Without more details of your recipe and method it is a bit hard to be specific.  I highly recommend that you read through the Beginners Pages by SourDom on this site that are accessed from the right hand panel on the Home Page.  The recipe for Pane francesa that he gives is also a very good basic recipe to hone your technique.

And, by and large, it is technique as much as anything that determines how the bread turns out.  How the dough is developed to get a strong gluten structure, how the developed dough is shaped to make the loaf and proving the dough to the correct degree to get good oven spring and slashing well to get a nicely shaped loaf.
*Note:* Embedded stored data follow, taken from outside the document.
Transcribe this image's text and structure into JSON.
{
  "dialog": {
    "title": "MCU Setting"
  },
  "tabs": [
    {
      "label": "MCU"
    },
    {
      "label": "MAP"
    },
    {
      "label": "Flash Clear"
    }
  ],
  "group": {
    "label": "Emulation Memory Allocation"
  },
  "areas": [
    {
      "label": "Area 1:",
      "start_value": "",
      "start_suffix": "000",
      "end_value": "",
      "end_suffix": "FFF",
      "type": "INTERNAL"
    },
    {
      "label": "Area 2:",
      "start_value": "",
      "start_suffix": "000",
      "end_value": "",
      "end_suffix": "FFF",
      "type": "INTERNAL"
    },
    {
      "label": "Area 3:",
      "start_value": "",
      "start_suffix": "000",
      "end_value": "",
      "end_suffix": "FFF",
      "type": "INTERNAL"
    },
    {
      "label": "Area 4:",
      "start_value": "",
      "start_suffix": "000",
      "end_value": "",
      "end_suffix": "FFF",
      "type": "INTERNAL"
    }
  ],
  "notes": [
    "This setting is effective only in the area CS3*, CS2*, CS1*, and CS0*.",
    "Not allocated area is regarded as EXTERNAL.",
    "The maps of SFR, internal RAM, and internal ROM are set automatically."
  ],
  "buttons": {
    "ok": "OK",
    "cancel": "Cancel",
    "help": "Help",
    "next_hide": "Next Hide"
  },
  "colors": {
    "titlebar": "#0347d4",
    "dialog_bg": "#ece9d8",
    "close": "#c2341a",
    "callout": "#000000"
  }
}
There is also a subtle distinction between 'wetness' and 'stickiness'.  A properly developed high hydration (wet) dough does not need to be sticky.  A 'dry' dough, while 'easier' to handle does not necessarily make good bread.  A fairly safe hydration for white bread flour is of the order of 70% which will stick to your hands a bit in the early stages of development but it will leave your hands clean once the dough is adequately developed.  You should be cautious about adding flour to a mixed dough because it takes some time for the starches to hydrate (absorb water) and it is very easy to add too much and you also run the risk of having flour at differeng stages of development in your finished dough which can affect the structure of the crumb and so forth.

One reason for lack of oven spring can be that the dough has been proved too long.  There is a sort of inverse relationship between proving time and oven-spring.  Too short and the spring can be so great that the loaf will burst.  Too great (just short of over-proving) and there will be very little and ultimately, over-proved, the loaf will collapse because of the weakened gluten structure and the exhausted yeasts and bacteria.

Let us know how you go and good luck with your projects.


Staff 2016 March 13

Hello to all in Vancouver,

The texture of this loaf looks more like cake. What type of flour is being used? Check to see if the flour has a high protein level suitable for bread making.